Василий Леонтиевич покачал головою и спросил:

– Как же это будет, что из этого выйдет?

– Что выйдет, Василий, выйдет то, что ты будешь гетманом, а я гетманшею!

– Нет, что-то не так, Любонько!

– Тебе все не так – рассудишь ли ты что-нибудь своим разумом, голова твоя бедная!

– Да что ж мы донесем!

– Что донесем? Ты слушай меня!..

Кочубей вздохнул.

– Тяжко, когда в уме на полушку нить разума!.. Не вздыхай, а слушай меня.

Кочубей отвернулся от жены.

– Ты и слушать меня не хочешь?!.

– Не век же мне жить жиночим умом!

– Ах ты… жиночим умом не жить ему! Да где ж у тебя свой разум, когда не слушаешь, что я тебе говорю!

Любовь Федоровна застучала об пол ногою и громко сказала:

– Ты слушай, что я приказываю тебе, а своего ничего не выдумывай, умник ты!..

– Да я, Любонько, слушаю тебя, Господь с тобою, откуда взяла ты, что я не слушаю тебя!

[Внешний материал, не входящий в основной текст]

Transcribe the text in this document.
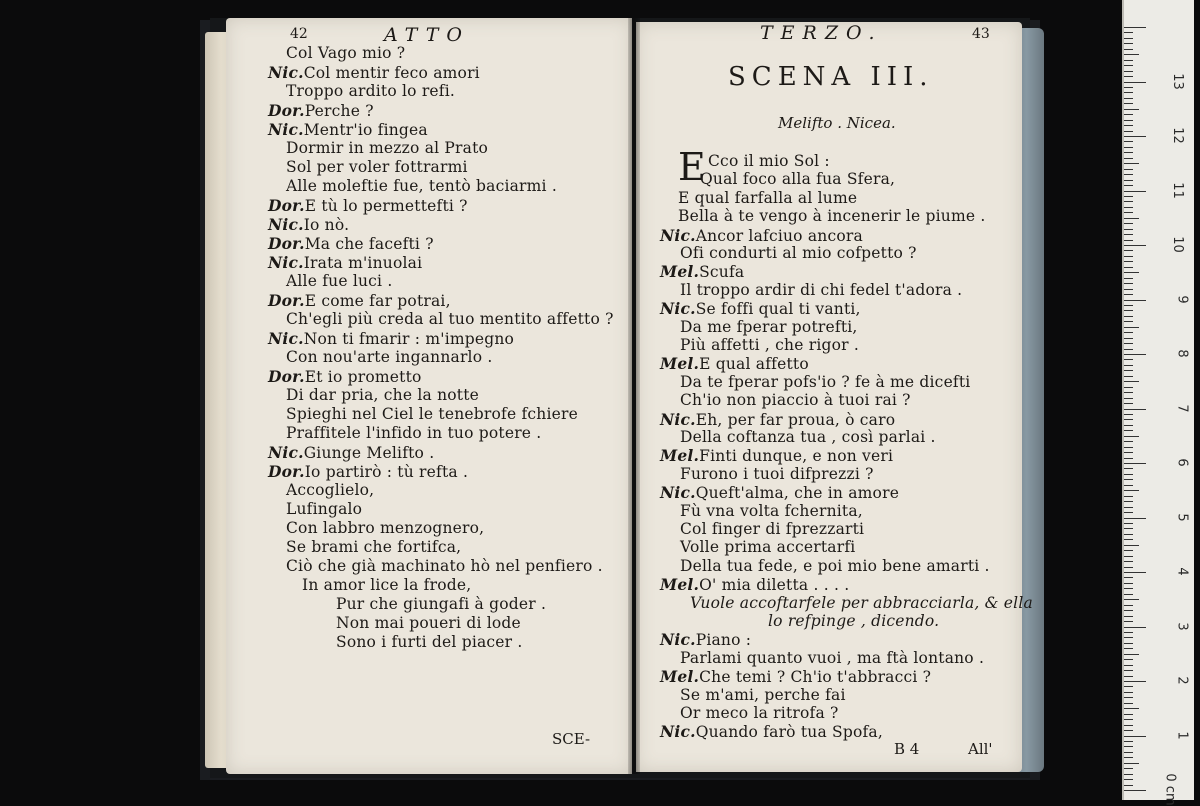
42	ATTO
Col Vago mio ?
Nic.Col mentir feco amori
Troppo ardito lo refi.
Dor.Perche ?
Nic.Mentr'io fingea
Dormir in mezzo al Prato
Sol per voler fottrarmi
Alle moleftie fue, tentò baciarmi .
Dor.E tù lo permettefti ?
Nic.Io nò.
Dor.Ma che facefti ?
Nic.Irata m'inuolai
Alle fue luci .
Dor.E come far potrai,
Ch'egli più creda al tuo mentito affetto ?
Nic.Non ti fmarir : m'impegno
Con nou'arte ingannarlo .
Dor.Et io prometto
Di dar pria, che la notte
Spieghi nel Ciel le tenebrofe fchiere
Praffitele l'infido in tuo potere .
Nic.Giunge Melifto .
Dor.Io partirò : tù refta .
Accoglielo,
Lufingalo
Con labbro menzognero,
Se brami che fortifca,
Ciò che già machinato hò nel penfiero .
In amor lice la frode,
Pur che giungafi à goder .
Non mai poueri di lode
Sono i furti del piacer .
SCE-
TERZO.	43
SCENA III.
Melifto . Nicea.
E Cco il mio Sol :
Qual foco alla fua Sfera,
E qual farfalla al lume
Bella à te vengo à incenerir le piume .
Nic.Ancor lafciuo ancora
Ofi condurti al mio cofpetto ?
Mel.Scufa
Il troppo ardir di chi fedel t'adora .
Nic.Se foffi qual ti vanti,
Da me fperar potrefti,
Più affetti , che rigor .
Mel.E qual affetto
Da te fperar pofs'io ? fe à me dicefti
Ch'io non piaccio à tuoi rai ?
Nic.Eh, per far proua, ò caro
Della coftanza tua , così parlai .
Mel.Finti dunque, e non veri
Furono i tuoi difprezzi ?
Nic.Queft'alma, che in amore
Fù vna volta fchernita,
Col finger di fprezzarti
Volle prima accertarfi
Della tua fede, e poi mio bene amarti .
Mel.O' mia diletta . . . .
Vuole accoftarfele per abbracciarla, & ella
lo refpinge , dicendo.
Nic.Piano :
Parlami quanto vuoi , ma ftà lontano .
Mel.Che temi ? Ch'io t'abbracci ?
Se m'ami, perche fai
Or meco la ritrofa ?
Nic.Quando farò tua Spofa,
B 4	All'
13
12
11
10
9
8
7
6
5
4
3
2
1
0 cm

– Так и слушай, что я говорю тебе: на гетмана пошлем донос царю, гетмана в кандалы, а тебе булаву.

– Добре, Любонько.

– То-то, что добре! Разве мы не правду донесем царю, когда скажем, что Мазепа снюхался с королем Лещинским и хочет отдать ему Гетманщину, что Заленский, проклятый иезуит, тайно привозит к нему письма из Польши, что когда в Батурине проезжал Александр Васильевич Кикин, Мазепа думал, что едет сам царь, так чтоб убить царя – поставил в тайных местах вокруг Бахмача триста сердюков с заряженными рушницами, отдав приказание им по знаку стрелять в того, на кого он покажет. Ого-го, я все знаю, Василий, и ты того не знаешь, что я знаю, не бойсь, помолись Богу, да и за дело: ты не простой казак, гетман не повесит, в тюрьму не посадит тебя… нечего страшиться, а донесем о его предательских делах – и будешь гетманствовать!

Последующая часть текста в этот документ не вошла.